Some 15 years later, while working in the City of London, I was going via Liverpool Street Station when l spotted in the crowd a white “cheesecutter” and a heavily-ribboned uniform with a gold Station Warrant Officer’s crown on the sleeve. It was Mr Coley. He was in the Corps of Commissionaires and was Head Messenger for a large company based only 200 yards from my bank head office. We had been working near one another for about five years! I greeted him by saying: “Station WarrantOfficer Joe Coley, RAF Swanton Morley,” and immediately found myself wondering why I was, quite unintentionally, standing to attention in front of him, with my briefcase and folded umbrella, at the age of 34! “I don’t remember your name, laddie, but you were on National Service Course 15, weren’t you?” he said. “Well, Mr Coley, when I was a cadet I thought you were an absolute swine to us but l’ve thanked you many times since for knocking me into shape.” “You aircrew were a high-spirited and undisciplined lot,” he said, “but I had seen it all before and we knew it was essential to keep you in order.” We shook hands and I watched him walk away, looking only slightly older but still immaculate, erect and proud as ever.


I have so many memories of RAF Swanton Morley.
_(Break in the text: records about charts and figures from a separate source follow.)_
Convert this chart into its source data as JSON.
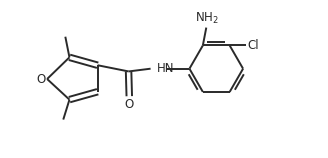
{
  "bg_color": "#ffffff",
  "line_color": "#2a2a2a",
  "line_width": 1.4,
  "font_size": 8.5,
  "fig_width": 3.28,
  "fig_height": 1.58,
  "dpi": 100,
  "xlim": [
    0,
    9.5
  ],
  "ylim": [
    0,
    4.5
  ]
}
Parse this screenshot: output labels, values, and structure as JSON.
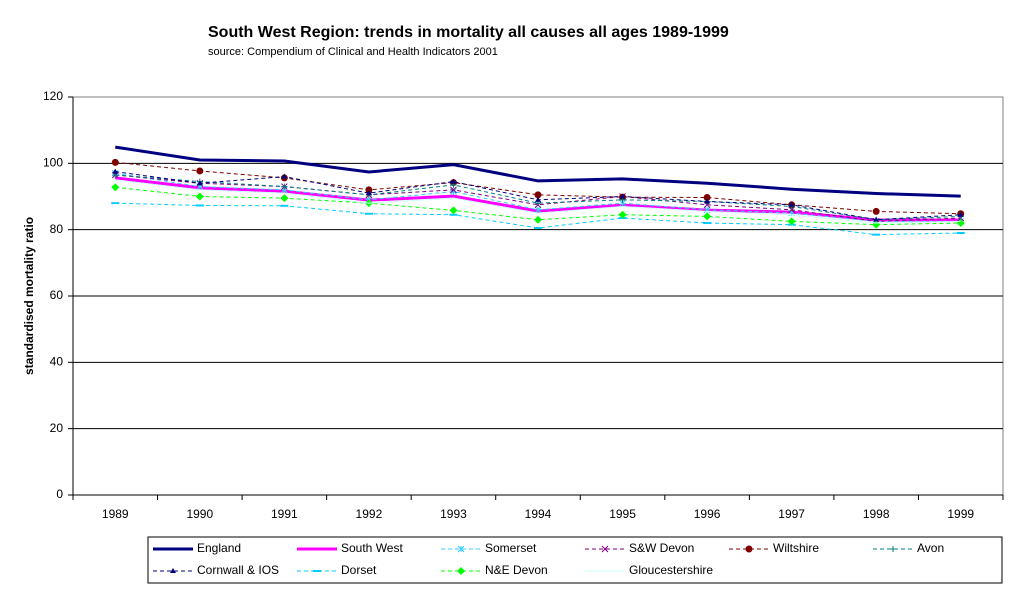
{
  "chart_data": {
    "type": "line",
    "title": "South West Region:  trends in mortality  all causes all ages 1989-1999",
    "subtitle": "source: Compendium of Clinical and Health Indicators  2001",
    "y_label": "standardised mortality ratio",
    "categories": [
      "1989",
      "1990",
      "1991",
      "1992",
      "1993",
      "1994",
      "1995",
      "1996",
      "1997",
      "1998",
      "1999"
    ],
    "ylim": [
      0,
      120
    ],
    "yticks": [
      0,
      20,
      40,
      60,
      80,
      100,
      120
    ],
    "grid": true,
    "legend": "bottom",
    "series": [
      {
        "name": "England",
        "color": "#000080",
        "style": "solid",
        "width": 3,
        "marker": "none",
        "values": [
          104.9,
          101,
          100.7,
          97.4,
          99.6,
          94.7,
          95.3,
          94,
          92.2,
          90.9,
          90.1
        ]
      },
      {
        "name": "South West",
        "color": "#ff00ff",
        "style": "solid",
        "width": 3,
        "marker": "none",
        "values": [
          95.6,
          92.6,
          91.6,
          88.9,
          90.1,
          85.6,
          87.4,
          85.9,
          85.3,
          82.9,
          82.9
        ]
      },
      {
        "name": "Somerset",
        "color": "#33ccff",
        "style": "dashed",
        "width": 1,
        "marker": "star",
        "values": [
          97,
          93,
          92,
          89,
          91.5,
          86,
          88,
          86,
          85,
          82.5,
          82.5
        ]
      },
      {
        "name": "S&W Devon",
        "color": "#800080",
        "style": "dashed",
        "width": 1,
        "marker": "cross",
        "values": [
          96.5,
          94,
          93,
          90.5,
          92,
          87.5,
          90,
          87.5,
          86,
          82.5,
          83.5
        ]
      },
      {
        "name": "Wiltshire",
        "color": "#800000",
        "style": "dashed",
        "width": 1,
        "marker": "circle",
        "values": [
          100.3,
          97.7,
          95.6,
          92,
          94.2,
          90.5,
          89.8,
          89.7,
          87.5,
          85.5,
          84.8
        ]
      },
      {
        "name": "Avon",
        "color": "#008080",
        "style": "dashed",
        "width": 1,
        "marker": "plus",
        "values": [
          96.5,
          94.5,
          93,
          90.5,
          93.5,
          88,
          89,
          88.5,
          87,
          83,
          84
        ]
      },
      {
        "name": "Cornwall & IOS",
        "color": "#000080",
        "style": "dashed",
        "width": 1,
        "marker": "triangle",
        "values": [
          97.5,
          94,
          96,
          91,
          94.5,
          89,
          90,
          88.5,
          87.5,
          83,
          84.5
        ]
      },
      {
        "name": "Dorset",
        "color": "#00ccff",
        "style": "dashed",
        "width": 1,
        "marker": "dash",
        "values": [
          88,
          87.3,
          87.2,
          84.8,
          84.5,
          80.5,
          83.5,
          82,
          81.5,
          78.5,
          79
        ]
      },
      {
        "name": "N&E Devon",
        "color": "#00ff00",
        "style": "dashed",
        "width": 1,
        "marker": "diamond",
        "values": [
          92.8,
          90,
          89.5,
          88,
          85.8,
          83,
          84.5,
          84,
          82.5,
          81.5,
          82
        ]
      },
      {
        "name": "Gloucestershire",
        "color": "#ccffff",
        "style": "solid",
        "width": 1,
        "marker": "none",
        "values": [
          95,
          92,
          91,
          88,
          89.5,
          85,
          87,
          85.5,
          84.5,
          82,
          82.5
        ]
      }
    ]
  }
}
The bad ones dimmed by time, the good ones remembered with warm nostalgia. At 18, our very steep learning curve; growing up as a person and an aviator at the same time; homesickness when things got rough; so many different characters from varied backgrounds binding together with one aim - to learn to fly; the keen competition for the eligible pretty girls at the Saturday night East Dereham Memorial Hall dances (never in the field of human ardour were so many chasing so few!). But above all, I remember the special comradeship and camaraderie. We all underwent the fears and anxieties of our very comprehensive, pressurised and often difficult training and of having to conform to Service discipline. But I count myself privileged and immeasurably the richer for having been through those experiences.